A cidade de São Paulo atingiu a marca de seis milhões de automóveis nos últimos dias. Na média aritmética é um carro para menos de duas pessoas. Trata-se de um dado assustador, como logo veremos.
Sem dúvida que tão assombroso número tem a ver com o momento razoavelmente aquecido da economia: a indústria automobilística não obstante a automação ainda gera um bom número de empregos diretos, inclusive com salários acima da média do mercado brasileiro, e, por ser o automóvel um produto de alto valor agregado, tal indústria ainda tem a capacidade de, mais notavelmente, gerar uma enormidade de empregos indiretos. Também é certo que a indústria automobilística é uma das principais responsáveis pela excepcional arrecadação de impostos observada nos últimos tempos. E não pára por aí, o setor de seguros e de financiamentos, fabricantes de acessórios e o mercado de usados lhe crescem a reboque. Não é difícil perceber que o ciclo virtuoso se instala com facilidade, graças à vertiginosa atividade de um setor ponta-de-lança como esse dos automóveis.

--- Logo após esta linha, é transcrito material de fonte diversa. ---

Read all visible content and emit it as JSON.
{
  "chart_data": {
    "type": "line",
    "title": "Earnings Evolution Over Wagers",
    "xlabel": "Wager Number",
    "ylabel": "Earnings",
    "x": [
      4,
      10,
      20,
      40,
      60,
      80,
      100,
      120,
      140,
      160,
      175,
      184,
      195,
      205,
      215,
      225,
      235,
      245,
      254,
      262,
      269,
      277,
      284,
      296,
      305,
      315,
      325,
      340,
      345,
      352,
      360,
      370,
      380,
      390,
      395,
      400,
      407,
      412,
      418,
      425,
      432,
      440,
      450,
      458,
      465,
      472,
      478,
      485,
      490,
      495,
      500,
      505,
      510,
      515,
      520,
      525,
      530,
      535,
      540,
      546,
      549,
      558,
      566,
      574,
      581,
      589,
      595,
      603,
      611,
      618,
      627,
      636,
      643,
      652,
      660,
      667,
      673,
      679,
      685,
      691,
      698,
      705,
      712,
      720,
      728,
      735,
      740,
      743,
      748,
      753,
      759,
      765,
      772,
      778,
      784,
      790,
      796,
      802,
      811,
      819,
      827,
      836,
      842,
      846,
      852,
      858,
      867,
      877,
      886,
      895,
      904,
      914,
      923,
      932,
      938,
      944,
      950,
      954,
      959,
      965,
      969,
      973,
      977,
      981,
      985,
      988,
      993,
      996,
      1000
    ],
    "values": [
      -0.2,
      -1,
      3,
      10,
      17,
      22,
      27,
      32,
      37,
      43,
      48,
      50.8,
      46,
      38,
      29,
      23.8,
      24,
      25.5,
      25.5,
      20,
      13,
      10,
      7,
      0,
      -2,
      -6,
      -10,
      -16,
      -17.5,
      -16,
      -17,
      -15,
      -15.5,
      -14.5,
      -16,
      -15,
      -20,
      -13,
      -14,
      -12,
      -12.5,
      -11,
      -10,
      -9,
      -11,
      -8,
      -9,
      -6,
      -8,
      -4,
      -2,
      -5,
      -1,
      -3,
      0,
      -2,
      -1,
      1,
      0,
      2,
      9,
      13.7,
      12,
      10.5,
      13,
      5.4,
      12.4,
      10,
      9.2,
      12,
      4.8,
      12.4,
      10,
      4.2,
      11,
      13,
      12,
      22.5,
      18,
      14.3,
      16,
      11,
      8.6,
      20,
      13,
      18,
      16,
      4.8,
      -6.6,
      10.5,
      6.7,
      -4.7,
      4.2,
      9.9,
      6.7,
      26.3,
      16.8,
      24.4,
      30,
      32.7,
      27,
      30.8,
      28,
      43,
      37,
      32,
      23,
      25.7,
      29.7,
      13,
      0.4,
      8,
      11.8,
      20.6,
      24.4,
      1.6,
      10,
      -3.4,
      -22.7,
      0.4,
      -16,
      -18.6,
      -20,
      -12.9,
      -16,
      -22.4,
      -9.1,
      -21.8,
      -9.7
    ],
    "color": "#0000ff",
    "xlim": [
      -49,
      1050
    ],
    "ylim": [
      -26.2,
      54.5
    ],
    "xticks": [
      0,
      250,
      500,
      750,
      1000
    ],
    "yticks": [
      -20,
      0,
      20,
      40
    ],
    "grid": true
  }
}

Mas há o outro lado da moeda: a destruição do meio ambiente, a degradação do espaço urbano, a frieza humana contrastando com o aquecimento do clima (sem qualquer tentativa de ser poético). Antes que alguém diga que isso é decorrência das péssimas condições do transporte coletivo, cuja má qualidade leva as pessoas a optarem pelo veículo particular, eu ousarei a – mais uma vez – afirmar que em verdade ocorre o contrário: o transporte coletivo numa cidade como São Paulo é muito ruim por culpa da prioridade comumente dada ao transporte individual.
Em primeiro lugar, o desenho urbano das grandes cidades em geral, e de São Paulo em particular, é pensado para o veículo individual: uma das marcas da cidade - e vocação de alguns de seus políticos mais populares - sempre foi a construção de grandiosas obras viárias, geralmente voltadas mais aos interesses particulares do que ao interesse coletivo. Em segundo lugar – se o leitor permite uma opinião idiossincrática bastante arriscada -, há o condicionamento psicológico: as pessoas não vêem outra solução ao “martírio” do transporte coletivo que não seja a aquisição do carro próprio, o que sem dúvida diminui a pressão social para a solução dos problemas do sistema. E em terceiro, há a questão do esnobismo social, com a idéia de status freqüentemente associada ao uso do automóvel, além da sensação de poder, de conforto e de modernidade que tal tipo de bem geralmente traz. Tudo isso parece ser um grande desestímulo a que nossos pragmáticos políticos gastem “cartucho” com investimentos no transporte coletivo, pois sabem que o eleitor se lembraria mais facilmente deles pelo que fizessem em benefício do uso do “carrão” particular.
Eis a feição de uma crise: temos um produto cujo uso de forma geral é a marca da irracionalidade, cuja popularização é danosa ao meio ambiente e à qualidade de vida, mas que se ausente nos termos em que se apresenta, poderia representar uma economia mais retraída, um Estado quebrado e pessoas inexplicavelmente mais infelizes. Ao contrário do verso de Rimbaud, “tornamo-nos mulheres velhas com coragem de amar a morte”! É realmente muito desalentador ter de às vezes regozijar-se de uma situação caótica: este blog mesmo, o leitor certamente se lembrará, em algumas oportunidades apontou os extraordinários números da indústria automobilística nacional como forma de desqualificar as incongruentes ressalvas da imprensa e da oposição à situação econômica do Brasil. É... Como se vê, não apenas os políticos são tão pragmáticos; tampouco somente a mídia tradicional o é. Mea culpa, mea culpa, mea maxima culpa!